Principal Components
Last updated
Last updated
When you have a large set of columns (mainly numeric), it may be interesting to reduce them to a few columns that will well represent the variability existing in the different columns.
One method for this is Core Components. Gaio uses to perform the calculations and summarize the data in a few columns. The algorithm accepts both numeric and categorical variables.
In the Studio, go to the Tasks panel.
Under the Analytics section, select on Principal Component Analysis.
Task label: (optional) Name for identifying this step in your flow.
Result table: Output table that will contain the principal components.
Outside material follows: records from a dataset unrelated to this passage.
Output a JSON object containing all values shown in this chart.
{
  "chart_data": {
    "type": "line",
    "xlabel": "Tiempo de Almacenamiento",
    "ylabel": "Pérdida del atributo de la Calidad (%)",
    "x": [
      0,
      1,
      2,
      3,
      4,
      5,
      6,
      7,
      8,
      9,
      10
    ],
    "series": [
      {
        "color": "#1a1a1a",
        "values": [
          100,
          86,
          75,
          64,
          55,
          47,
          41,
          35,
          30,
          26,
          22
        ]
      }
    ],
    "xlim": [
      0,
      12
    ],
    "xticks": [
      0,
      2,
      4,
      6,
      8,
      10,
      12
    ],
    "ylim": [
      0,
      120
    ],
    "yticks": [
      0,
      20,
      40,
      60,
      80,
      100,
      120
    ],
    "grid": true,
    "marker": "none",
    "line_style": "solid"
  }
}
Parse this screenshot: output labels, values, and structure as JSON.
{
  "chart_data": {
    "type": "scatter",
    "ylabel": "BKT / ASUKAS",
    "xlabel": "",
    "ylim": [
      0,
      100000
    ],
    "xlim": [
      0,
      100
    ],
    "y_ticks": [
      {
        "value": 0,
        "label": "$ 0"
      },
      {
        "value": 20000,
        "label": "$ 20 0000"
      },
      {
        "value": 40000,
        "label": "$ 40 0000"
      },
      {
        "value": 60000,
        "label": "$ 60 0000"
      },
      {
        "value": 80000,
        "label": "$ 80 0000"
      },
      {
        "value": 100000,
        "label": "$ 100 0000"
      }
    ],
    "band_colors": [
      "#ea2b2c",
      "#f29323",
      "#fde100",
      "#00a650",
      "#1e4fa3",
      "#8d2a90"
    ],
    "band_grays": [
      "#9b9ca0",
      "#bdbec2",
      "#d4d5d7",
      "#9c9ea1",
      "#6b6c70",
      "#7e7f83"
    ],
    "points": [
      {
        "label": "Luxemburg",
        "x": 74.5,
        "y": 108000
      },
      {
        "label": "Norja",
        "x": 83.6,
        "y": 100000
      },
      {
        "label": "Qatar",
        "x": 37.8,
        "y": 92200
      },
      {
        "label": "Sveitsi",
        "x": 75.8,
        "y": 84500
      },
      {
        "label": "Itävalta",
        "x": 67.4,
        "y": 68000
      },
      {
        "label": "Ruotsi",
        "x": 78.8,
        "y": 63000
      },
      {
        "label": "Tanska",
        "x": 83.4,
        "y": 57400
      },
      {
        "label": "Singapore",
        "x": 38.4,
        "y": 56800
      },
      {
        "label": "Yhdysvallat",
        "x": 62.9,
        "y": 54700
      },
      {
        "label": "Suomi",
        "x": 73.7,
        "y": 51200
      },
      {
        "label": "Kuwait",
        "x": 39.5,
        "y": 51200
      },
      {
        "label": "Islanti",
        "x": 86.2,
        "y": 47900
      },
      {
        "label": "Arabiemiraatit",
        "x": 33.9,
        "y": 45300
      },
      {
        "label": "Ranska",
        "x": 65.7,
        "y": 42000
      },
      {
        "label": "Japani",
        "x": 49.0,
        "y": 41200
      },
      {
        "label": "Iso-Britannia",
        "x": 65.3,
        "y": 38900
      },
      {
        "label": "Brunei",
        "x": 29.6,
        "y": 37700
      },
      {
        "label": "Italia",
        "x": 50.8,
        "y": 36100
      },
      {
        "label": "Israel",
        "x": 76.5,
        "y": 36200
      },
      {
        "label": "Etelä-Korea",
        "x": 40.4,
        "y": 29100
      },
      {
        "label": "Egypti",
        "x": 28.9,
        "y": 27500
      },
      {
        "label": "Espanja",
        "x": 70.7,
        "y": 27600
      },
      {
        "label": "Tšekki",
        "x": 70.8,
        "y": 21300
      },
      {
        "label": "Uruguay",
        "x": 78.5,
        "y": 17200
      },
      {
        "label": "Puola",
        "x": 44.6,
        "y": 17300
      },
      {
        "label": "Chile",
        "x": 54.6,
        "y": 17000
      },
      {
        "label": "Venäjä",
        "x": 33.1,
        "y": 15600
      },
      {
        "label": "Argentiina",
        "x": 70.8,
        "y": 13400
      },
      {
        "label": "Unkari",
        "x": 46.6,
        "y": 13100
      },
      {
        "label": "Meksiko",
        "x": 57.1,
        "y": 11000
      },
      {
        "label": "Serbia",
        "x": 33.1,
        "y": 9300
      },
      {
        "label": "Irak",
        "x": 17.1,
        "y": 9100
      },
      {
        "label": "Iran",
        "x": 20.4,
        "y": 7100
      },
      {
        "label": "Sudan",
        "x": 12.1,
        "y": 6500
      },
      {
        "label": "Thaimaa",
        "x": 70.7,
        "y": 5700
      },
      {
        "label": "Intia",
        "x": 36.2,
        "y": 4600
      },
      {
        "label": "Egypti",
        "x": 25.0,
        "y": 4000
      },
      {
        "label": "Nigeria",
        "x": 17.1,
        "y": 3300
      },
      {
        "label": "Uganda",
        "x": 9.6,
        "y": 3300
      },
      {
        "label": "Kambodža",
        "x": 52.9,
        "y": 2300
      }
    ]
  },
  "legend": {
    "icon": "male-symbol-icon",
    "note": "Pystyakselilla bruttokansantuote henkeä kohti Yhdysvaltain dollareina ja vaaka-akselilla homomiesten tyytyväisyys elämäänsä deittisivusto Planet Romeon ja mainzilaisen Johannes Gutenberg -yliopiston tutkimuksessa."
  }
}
Example: pca.
Source table: Automatically populated with the selected table (e.g., new_sales
).
Components amount: define how many principal components you want to extract.
In Columns to remove, you can exclude columns that should not be considered in the PCA calculation (e.g., IDs, codes, irrelevant fields).
This helps avoid bias and improves the quality of the results.
After setting the configuration, click Save.
Run the flow — the output table will contain the extracted principal components.
The resulting table will include:
The main components are presented in the first columns and then all the columns of the source table.
One or more columns representing the principal components (e.g., PCA_1
, PCA_2
, etc.)
A simplified dataset ready for further use in tasks like Clustering, AutoML, or 2D visualizations
Use PCA to:
Reduce the number of variables in datasets with many numeric features
Optimize performance of clustering or classification algorithms
Simplify visualizations when working with high-dimensional data
Combine PCA with tasks that benefit from dimensionality reduction, such as Cluster or Forecast.